Human images and their behavior are not vain and artificial, in the contrary quiet natural, and close to reality. Safavid painters also manifested a special expertness in humeral paintings. The most magnificent example of the paintings of this period exists in the palaces of "Chehel Sotoun" and "Ali Qapoo". In Safavid paintings, the splendor and the grandeur of this period is the main attraction. The themes of the paintings are about the life in the royal court, the nobles, beautiful palaces, pleasant goodness, scenes of battles and banquets. Humans are drawn in sumptuous garments, handsome faces and elegant statues colors are glowingly bright.

The art of painting, during the Safavid era expanded both in quantity and quality. In the works of this period, a greater freedom, skill, and power can be seen.

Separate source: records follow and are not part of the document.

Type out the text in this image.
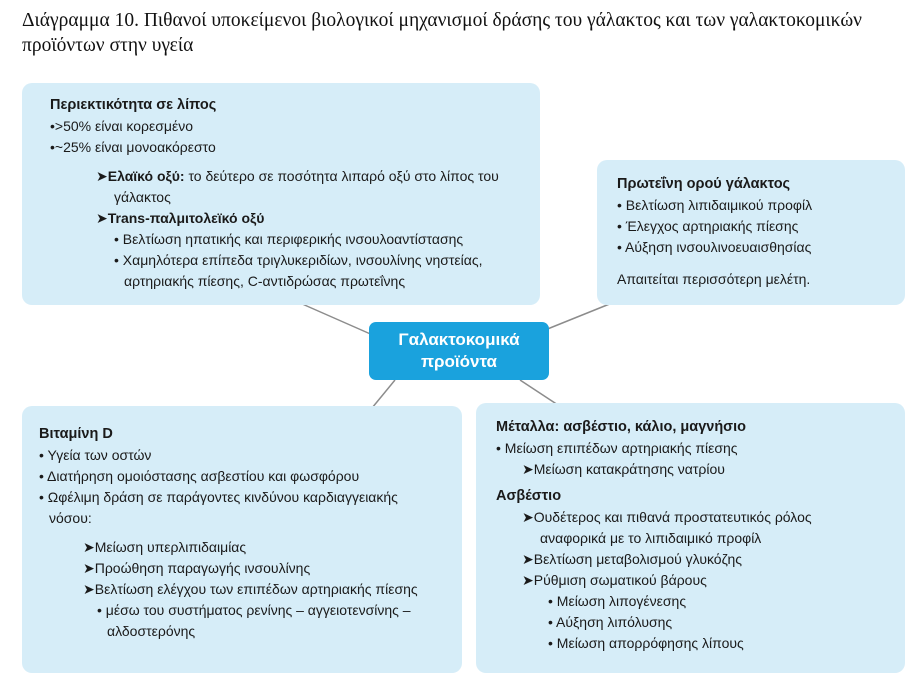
Διάγραμμα 10. Πιθανοί υποκείμενοι βιολογικοί μηχανισμοί δράσης του γάλακτος και των γαλακτοκομικών προϊόντων στην υγεία
Περιεκτικότητα σε λίπος
•>50% είναι κορεσμένο
•~25% είναι μονοακόρεστο
➤Ελαϊκό οξύ: το δεύτερο σε ποσότητα λιπαρό οξύ στο λίπος του
γάλακτος
➤Trans-παλμιτολεϊκό οξύ
• Βελτίωση ηπατικής και περιφερικής ινσουλοαντίστασης
• Χαμηλότερα επίπεδα τριγλυκεριδίων, ινσουλίνης νηστείας,
αρτηριακής πίεσης, C-αντιδρώσας πρωτεΐνης
Πρωτεΐνη ορού γάλακτος
• Βελτίωση λιπιδαιμικού προφίλ
• Έλεγχος αρτηριακής πίεσης
• Αύξηση ινσουλινοευαισθησίας
Απαιτείται περισσότερη μελέτη.
Γαλακτοκομικά
προϊόντα
Βιταμίνη D
• Υγεία των οστών
• Διατήρηση ομοιόστασης ασβεστίου και φωσφόρου
• Ωφέλιμη δράση σε παράγοντες κινδύνου καρδιαγγειακής
νόσου:
➤Μείωση υπερλιπιδαιμίας
➤Προώθηση παραγωγής ινσουλίνης
➤Βελτίωση ελέγχου των επιπέδων αρτηριακής πίεσης
• μέσω του συστήματος ρενίνης – αγγειοτενσίνης –
αλδοστερόνης
Μέταλλα: ασβέστιο, κάλιο, μαγνήσιο
• Μείωση επιπέδων αρτηριακής πίεσης
➤Μείωση κατακράτησης νατρίου
Ασβέστιο
➤Ουδέτερος και πιθανά προστατευτικός ρόλος
αναφορικά με το λιπιδαιμικό προφίλ
➤Βελτίωση μεταβολισμού γλυκόζης
➤Ρύθμιση σωματικού βάρους
• Μείωση λιπογένεσης
• Αύξηση λιπόλυσης
• Μείωση απορρόφησης λίπους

The Iranian paintings, through their richness, offer a special joy unlike anything else. They keep a vast connection with the epic stories. In Iranian paintings, the nude body of a human is not a way of expression. Iranian painting is considered as one of the greatest schools of Asia. Splendor and luminosity have not been better expressed in any other culture. Bright skies, astonishing beauty of spring blossoms, and among them, humans with splendid garments who hate and love, are jovial or melancholic, form the general themes of the Iranian painting.



"Iran has offered a particularly unique art to the world which excellent in its kind."